« Tu es là au cœur de nos vies. »
Jésus fréquenta tous, les villes et villages, petits et grands, « pécheurs » et « saints » (ce que notre opinion qualifie comme tels): il avait été hôte chez Matthieu-Levi (Lc 5,29), chez un pharisien (Lc 7,36), chez Marthe et Marie (Lc 10,38), chez un autre pharisien (Lc 11, 37), et dès ce chapitre14, nous le voyons chez les grands, chez un chef de pharisiens, avec beaucoup d’autres invités. Il partage la vie de son peuple, la vie de TOUS, la vie des gens de toutes les conditions. Nous le disions déjà dimanche passé. Il n’est pas celui que nous pourrions imaginer toujours en opposition avec ceux qui ne pensent pas comme lui. Nous savons que le parti des pharisiens avait en son sein des durs opposants de Jésus, mais le voici qui fréquente un de leurs chefs. Le fait que cette scène se passe au cours d’un repas montre que l’enseignement de Jésus n’est pas « un habit de fête » que nous mettons pour de grands évènements, mais quelque chose du quotidien. Qui se montrerait humble seulement lors des évènements solennels ne ferait qu’un autre acte vanité.
Au cœur de nos vies, Jésus nous parle du Royaume.
Nous ne pouvons pas limiter la leçon de cette parabole seulement à la morale et au savoir-vivre social. Son enseignement déborde de loin ce cadre: Jésus n’ouvre la bouche que pour nous parler du Royaume, en partant des choses de la vie de tous les jours. Il n’est pas abstrait, générique. C’est ainsi qu’avec le chapitre 14, nous commençons une série de 10 paraboles qui nous parlent du Royaume de Dieu: les paraboles du chapitre 14 nous lancent l’invitation à entrer au Royaume de Dieu tout en soulignant la tenue de la fête (en ce 22ème dimanche du T.O : l’humilité); celles du chapitre 15 nous rappellent notre vraie condition de pécheurs devant Dieu qui ne nous abandonne pas même quand nous nous détournons de Lui. Dans sa grande miséricorde, Il nous attend à bras ouverts: à nous de reconnaître notre indigence. Et enfin, le chapitre 16 nous présente les décisions qui s’imposent et qu’il faut absolument prendre pour partager la Joie de Dieu dans son Royaume. Le reconnaître est un acte d’humilité. Mais comment comprendre cela?

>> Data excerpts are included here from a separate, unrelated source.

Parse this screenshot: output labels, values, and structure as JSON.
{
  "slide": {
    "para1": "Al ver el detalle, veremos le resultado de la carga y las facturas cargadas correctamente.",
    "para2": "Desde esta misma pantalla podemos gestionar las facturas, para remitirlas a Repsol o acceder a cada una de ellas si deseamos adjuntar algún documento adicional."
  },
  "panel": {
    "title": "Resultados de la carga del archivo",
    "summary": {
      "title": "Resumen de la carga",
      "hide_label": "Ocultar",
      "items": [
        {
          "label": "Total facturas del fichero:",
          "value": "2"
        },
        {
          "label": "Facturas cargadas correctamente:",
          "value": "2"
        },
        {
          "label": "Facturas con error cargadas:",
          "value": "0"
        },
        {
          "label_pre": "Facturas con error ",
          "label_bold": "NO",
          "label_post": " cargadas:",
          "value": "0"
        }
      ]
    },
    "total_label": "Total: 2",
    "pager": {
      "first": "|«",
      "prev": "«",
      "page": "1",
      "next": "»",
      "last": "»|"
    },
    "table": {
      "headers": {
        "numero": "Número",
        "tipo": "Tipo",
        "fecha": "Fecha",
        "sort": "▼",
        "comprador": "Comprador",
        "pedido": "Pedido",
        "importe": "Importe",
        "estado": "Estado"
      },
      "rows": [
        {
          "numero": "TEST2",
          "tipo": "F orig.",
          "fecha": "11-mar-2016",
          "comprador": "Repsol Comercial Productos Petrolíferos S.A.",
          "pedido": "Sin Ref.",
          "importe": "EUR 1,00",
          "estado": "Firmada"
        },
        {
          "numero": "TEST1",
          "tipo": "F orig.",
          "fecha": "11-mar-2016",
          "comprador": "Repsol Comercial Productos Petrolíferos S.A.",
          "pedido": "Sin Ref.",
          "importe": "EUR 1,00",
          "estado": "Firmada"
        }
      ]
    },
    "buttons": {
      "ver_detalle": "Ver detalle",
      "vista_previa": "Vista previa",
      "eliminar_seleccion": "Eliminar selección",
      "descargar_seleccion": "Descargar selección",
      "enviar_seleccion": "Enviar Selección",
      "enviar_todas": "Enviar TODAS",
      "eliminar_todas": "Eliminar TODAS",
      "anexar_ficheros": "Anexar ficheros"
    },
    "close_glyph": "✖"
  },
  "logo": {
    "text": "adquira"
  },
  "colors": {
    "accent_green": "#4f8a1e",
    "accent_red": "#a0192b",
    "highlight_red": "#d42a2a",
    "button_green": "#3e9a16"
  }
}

« Va te mettre à la dernière place »… On te dira : « Mon ami, avance plus haut »
Cet enseignement sur l’humilité se traduit en images concrètes dans la parabole que nous méditons en ce 22ème dimanche. Il est important de comprendre le sens profond des images qui n’évoquent pas seulement une leçon de sagesse humaine, sinon des calculs très subtils : choisis la dernière place, et tu finiras par te retrouver dans les places d’honneur, qui sait ! C’était la maxime que les rabbins et les contemporains de Jésus apprenaient de Proverbes 25, 6-7 : c’est mieux d’entendre qu’on te dise : « avance », au lieu d’être humilié devant quelqu’un qui t’est supérieur. Jésus donne un enseignement nouveau : « qui s’élève sera abaissé, qui s’abaisse (s’humilie) sera élevé ».
Que signifie alors s’humilier?
A cette question, on pourrait entendre plusieurs réponses. Pour un mari : ne pas faire le potentat en famille ; pour une épouse : ne pas répliquer à tout, céder, se taire ; pour un jeune : ne pas se vanter ; pour un prêtre : se reconnaître pécheur, faire pénitence,… Tout ceci a quelque chose de vrai. En rester seulement là serait superficiel. Apprenons donc de Jésus.
« Apprenez de moi qui suis doux et humble de cœur » (Mt 11,29)
C’est un peu étrange entendre de Jésus une telle phrase. Dans toutes les pages de l’Evangile, nous ne le voyons nulle part où il admet une minime erreur ou faute. Au contraire, il dit : « qui parmi vous pourrait me convaincre de péchés ? » (Jn 8,46). Même quand il dit : « Confiteor tibi Pater », le « Je confesse » sur les lèvres de Jésus signifie « je loue » et non « je m’accuse ». Comment alors Jésus est-il humble ? Comment s’abaisse-t-il ? Jésus s’est abaissé non en parlant de soi-même, mais par des faits concrets. Lui qui est de condition divine, n’a pas craint de se faire l’un de nous, partageant notre vie concrète, comme je le disais au début des cette réflexion. Oui, il s’est humilié lui-même, en prenant la condition de serviteur, devenant semblable aux hommes, obéissant jusqu’à la mort (Cfr Ph 2,6-8).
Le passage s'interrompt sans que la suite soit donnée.